All that old magic came flooding back.
What I learned is that my first love had cleaned up his act – literally. King had gone through a seriously nasty battle with addiction, during which by his own admission, his family and relationships — not to mention his work — suffered dramatically. The only reason this information is public at all is that little Danny Torrance, the protagonist of The Shining, is now all grown up and starring once again, in Doctor Sleep. “Dan’s” own battle with addiction is so vividly explored in the novel that King finally admitted he was writing from a position of experience.
It doesn’t matter, except that it’s just another aspect of the story that draws you right in up to your throat.
And so, though not everything King does makes for viable screen adaptations, this is one I am honestly excited about.
The Tracking Board reports that Academy Award-winning screenwriter Akiva Goldsman will adapt Doctor Sleep for Warner Bros. Goldsman has plenty of experience adapting other high-profile literary adaptations as well, including The Da Vinci Code, The Divergent Series: Insurgent, and The 5th Wave. Stephen King is attached as an executive producer on the project (reserving judgement there).
Just a reminder, here’s a rundown on the plot.
On highways across America, a tribe of people called The True Knot travel in search of sustenance. They look harmless — mostly old, lots of polyester, and married to their RVs. But as Dan Torrance knows, and spunky twelve-year-old Abra Stone learns, The True Knot are quasi-immortal, living off the “steam” that children with the “shining” produce when they are slowly tortured to death.
Haunted by the inhabitants of the Overlook Hotel where he spent one horrific childhood year, Dan has been drifting for decades, desperate to shed his father’s legacy of despair, alcoholism, and violence. Finally, he settles in a New Hampshire town, an AA community that sustains him, and a job at a nursing home where his remnant “shining” power provides the crucial final comfort to the dying. Aided by a prescient cat, he becomes “Doctor Sleep.”
Then Dan meets the evanescent Abra Stone, and it is her spectacular gift, the brightest shining ever seen, that reignites Dan’s own demons and summons him to a battle for Abra’s soul and survival. This is an epic war between good and evil, a gory, glorious story that will thrill the millions of devoted readers of The Shining and satisfy anyone new to the territory of this icon in Stephen’s canon.
More as we learn it.
No further details about the film are known at this time but you know I’ll be keeping tabs.
Please stand by.
So what do you think? Good or bad idea? Do you have faith in Goldsman or are you worried King my do to this what he did to the TV version of The Shining? Post a comment or drop a line to sue@blackgate.com.

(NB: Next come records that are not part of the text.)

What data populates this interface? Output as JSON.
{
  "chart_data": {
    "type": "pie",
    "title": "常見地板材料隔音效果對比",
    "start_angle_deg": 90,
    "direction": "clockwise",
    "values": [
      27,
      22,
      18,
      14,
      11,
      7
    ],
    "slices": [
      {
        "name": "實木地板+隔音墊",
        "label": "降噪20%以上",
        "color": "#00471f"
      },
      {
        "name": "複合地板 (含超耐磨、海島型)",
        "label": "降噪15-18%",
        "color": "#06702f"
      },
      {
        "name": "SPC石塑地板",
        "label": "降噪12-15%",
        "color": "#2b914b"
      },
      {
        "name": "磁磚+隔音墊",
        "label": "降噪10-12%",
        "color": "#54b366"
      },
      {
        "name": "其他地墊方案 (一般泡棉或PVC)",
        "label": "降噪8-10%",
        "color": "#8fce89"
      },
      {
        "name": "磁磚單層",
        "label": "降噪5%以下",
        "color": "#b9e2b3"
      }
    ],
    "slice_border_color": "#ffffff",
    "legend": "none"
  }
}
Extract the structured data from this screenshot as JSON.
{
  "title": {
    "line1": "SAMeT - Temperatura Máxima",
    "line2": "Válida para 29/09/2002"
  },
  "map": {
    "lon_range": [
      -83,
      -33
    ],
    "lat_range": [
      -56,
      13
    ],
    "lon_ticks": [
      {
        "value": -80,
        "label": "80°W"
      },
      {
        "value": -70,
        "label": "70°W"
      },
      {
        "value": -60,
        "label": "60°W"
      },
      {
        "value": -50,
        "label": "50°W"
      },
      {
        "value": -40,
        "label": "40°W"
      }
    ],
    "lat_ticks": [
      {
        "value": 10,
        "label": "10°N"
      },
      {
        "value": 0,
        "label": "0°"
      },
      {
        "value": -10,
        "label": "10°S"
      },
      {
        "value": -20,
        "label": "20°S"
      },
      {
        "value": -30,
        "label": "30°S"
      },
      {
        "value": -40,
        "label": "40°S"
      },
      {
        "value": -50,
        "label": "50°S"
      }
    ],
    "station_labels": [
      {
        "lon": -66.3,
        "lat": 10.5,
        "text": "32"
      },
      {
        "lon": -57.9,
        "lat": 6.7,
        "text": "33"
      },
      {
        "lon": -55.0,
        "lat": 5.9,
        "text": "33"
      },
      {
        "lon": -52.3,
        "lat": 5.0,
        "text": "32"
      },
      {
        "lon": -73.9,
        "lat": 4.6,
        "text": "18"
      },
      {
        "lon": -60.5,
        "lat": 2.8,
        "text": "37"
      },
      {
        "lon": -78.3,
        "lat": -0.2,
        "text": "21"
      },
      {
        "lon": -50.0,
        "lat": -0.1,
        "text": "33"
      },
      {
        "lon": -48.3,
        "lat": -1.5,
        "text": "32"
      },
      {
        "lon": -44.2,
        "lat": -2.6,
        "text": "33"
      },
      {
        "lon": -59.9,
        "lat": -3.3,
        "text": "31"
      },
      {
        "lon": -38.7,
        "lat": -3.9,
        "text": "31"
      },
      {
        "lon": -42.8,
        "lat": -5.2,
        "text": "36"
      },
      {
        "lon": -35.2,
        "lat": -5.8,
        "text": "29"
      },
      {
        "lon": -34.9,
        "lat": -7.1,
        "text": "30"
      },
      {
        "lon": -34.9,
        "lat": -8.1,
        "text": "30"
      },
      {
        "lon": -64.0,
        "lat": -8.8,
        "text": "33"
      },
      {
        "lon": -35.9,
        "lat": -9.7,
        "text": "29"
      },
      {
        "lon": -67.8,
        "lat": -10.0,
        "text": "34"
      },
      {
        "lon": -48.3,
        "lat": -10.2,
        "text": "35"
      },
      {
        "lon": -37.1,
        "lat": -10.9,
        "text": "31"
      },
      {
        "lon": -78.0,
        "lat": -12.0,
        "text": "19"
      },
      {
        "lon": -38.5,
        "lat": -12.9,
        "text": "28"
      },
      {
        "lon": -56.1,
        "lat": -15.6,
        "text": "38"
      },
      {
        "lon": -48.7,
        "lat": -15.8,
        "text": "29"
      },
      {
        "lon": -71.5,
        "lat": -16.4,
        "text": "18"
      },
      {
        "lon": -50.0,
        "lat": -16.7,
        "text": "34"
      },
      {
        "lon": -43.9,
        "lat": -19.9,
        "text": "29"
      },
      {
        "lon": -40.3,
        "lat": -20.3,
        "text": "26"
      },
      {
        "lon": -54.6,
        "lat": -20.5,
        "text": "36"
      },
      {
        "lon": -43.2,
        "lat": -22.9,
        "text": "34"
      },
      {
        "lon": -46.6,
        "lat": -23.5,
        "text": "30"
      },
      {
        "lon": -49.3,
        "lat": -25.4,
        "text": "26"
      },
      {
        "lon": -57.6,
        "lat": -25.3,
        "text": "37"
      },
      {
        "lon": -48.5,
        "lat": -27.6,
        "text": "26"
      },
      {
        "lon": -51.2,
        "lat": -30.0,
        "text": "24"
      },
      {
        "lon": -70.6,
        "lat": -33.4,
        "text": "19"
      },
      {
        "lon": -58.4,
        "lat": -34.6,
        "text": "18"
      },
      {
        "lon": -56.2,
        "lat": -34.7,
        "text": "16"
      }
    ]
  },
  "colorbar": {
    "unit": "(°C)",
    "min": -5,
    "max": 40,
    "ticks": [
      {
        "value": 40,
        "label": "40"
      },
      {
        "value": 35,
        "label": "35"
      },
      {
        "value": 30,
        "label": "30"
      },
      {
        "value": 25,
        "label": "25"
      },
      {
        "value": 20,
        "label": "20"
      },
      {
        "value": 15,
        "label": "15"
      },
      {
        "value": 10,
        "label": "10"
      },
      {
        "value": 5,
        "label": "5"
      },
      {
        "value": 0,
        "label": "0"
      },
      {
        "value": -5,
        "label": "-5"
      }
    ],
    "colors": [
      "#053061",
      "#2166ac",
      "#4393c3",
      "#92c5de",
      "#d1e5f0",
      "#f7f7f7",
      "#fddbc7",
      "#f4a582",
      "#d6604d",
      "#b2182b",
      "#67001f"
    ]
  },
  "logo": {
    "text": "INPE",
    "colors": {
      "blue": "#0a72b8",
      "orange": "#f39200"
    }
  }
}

Love King, love The Shining, but I really didn’t like this one. The opening was pretty fantastic – messed up Danny was very believable and harrowing. I found the True Knot, as characters, to be stupid, as in they were all pretty unintelligent. Abra doesn’t seem like a real girl. It felt like there was something great here, but it needed more work.
Ilgail,
I admit, when I first read the synopsis I was skeptical as the whole thing about psychic vampires seemed somewhat cheesy. But I loved Danny and all his jagged dimensions, and felt that only an adversary of the magnitude of The True Knot could bring all those dimensions together.
And having met some creepy little kids in my day, Abra seemed entirely plausible to me.
Still, it’s true a willing suspension of disbelief is required to immerse entirely in this story – no doubt about that.
GC
King is still great but do you think he has lost a step?